In atom-shell, you can just put everything in a simpler way: when you are
executing javascript in browser side, you can control the application's life,
create UI widget, deal with system events, and create windows which contain
web pages; while on the renderer side, you can only control the web page you
are showing, if you want something more like creating a new window, you should
use IPC API to tell the browser to do that.

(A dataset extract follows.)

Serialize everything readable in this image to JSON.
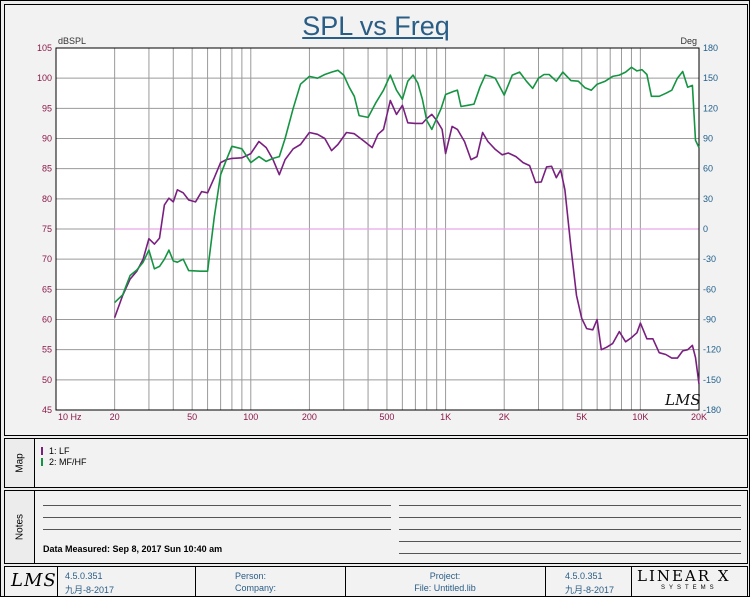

## The architecture of an app
Generally, an app of atom-shell should contains at least following files:
```text
app/
├── package.json
├── main.js
└── index.html
```
The format of `package.json` is exactly the same with node's modules, and the
script specified by the `main` field is the startup script of your app, which
will run under the browser side. An example of your `package.json` is like
this:
```json
{
"name" : "atom",
"version" : "0.1.0",
"main" : "main.js"
}
```
The `main.js` will be executed, and in which you should do the initialization
work. To give the developers more power, atom-shell works by exposing
necessary Content APIs in javascript, so developers can precisely control
every piece of the app. An example of `main.js` is:
```javascript
var app = require('app'); // Module to control application life.
var delegate = require('atom_delegate'); // Delegate of Content API.
var Window = require('window'); // Module to create native browser window.
// Keep a global reference of the window object, if you don't, the window will
// be closed automatically when the javascript object is GCed.
var mainWindow = null;
// Quit when all windows are closed.
app.on('window-all-closed', function() {
app.terminate();
});
// This method will be called when atom-shell has done everything
// initialization and ready for creating browser windows.
delegate.browserMainParts.preMainMessageLoopRun = function() {
// Create the browser window,
mainWindow = new Window({ width: 800, height: 600 });
// and load the index.html of the app.
mainWindow.loadUrl('file://' + __dirname + '/index.html');
// Catch the event when web page in the window changes its title.
mainWindow.on('page-title-updated', function(event, title) {
// Prevent the default behaviour of 'page-title-updated' event.
event.preventDefault();
// Add a prefix for the window's original title.
this.setTitle('Atom Shell - ' + title);
});
// Hook to when the window is closed.
mainWindow.on('closed', function() {
// Dereference the window object, usually you would store windows
// in an array if your app supports multi windows, this is the time
// when you should delete the corresponding element.
mainWindow = null;
});
}
```
Finally the `index.html` is the web page you want to show, in fact you
actually don't need to provide it, you can just make the window load url of a
remote page.
## Package your app in atom-shell
To make atom-shell run your app, you should name the folder of your app as
`app`, and put it under `Atom.app/Contents/Resources/`, like this:
```text
Atom.app/Contents/Resources/app/
├── package.json
├── main.js
└── index.html
```
Then atom-shell will automatically read your `package.json`. If there is no
`Atom.app/Contents/Resources/app/`, atom-shell will load the default empty
app, which is `Atom.app/Contents/Resources/browser/default_app/`.
## IPC between browser and renderer
Atom-shell provides a set of javascript APIs for developers to communicate
between browser and renderers. There are two types of message: asynchronous
messages and synchronous messages, the former one is quite similar with node's
IPC APIs, while the latter one is mainly used for implement the RPC API.
Details can be found in the `ipc` module reference.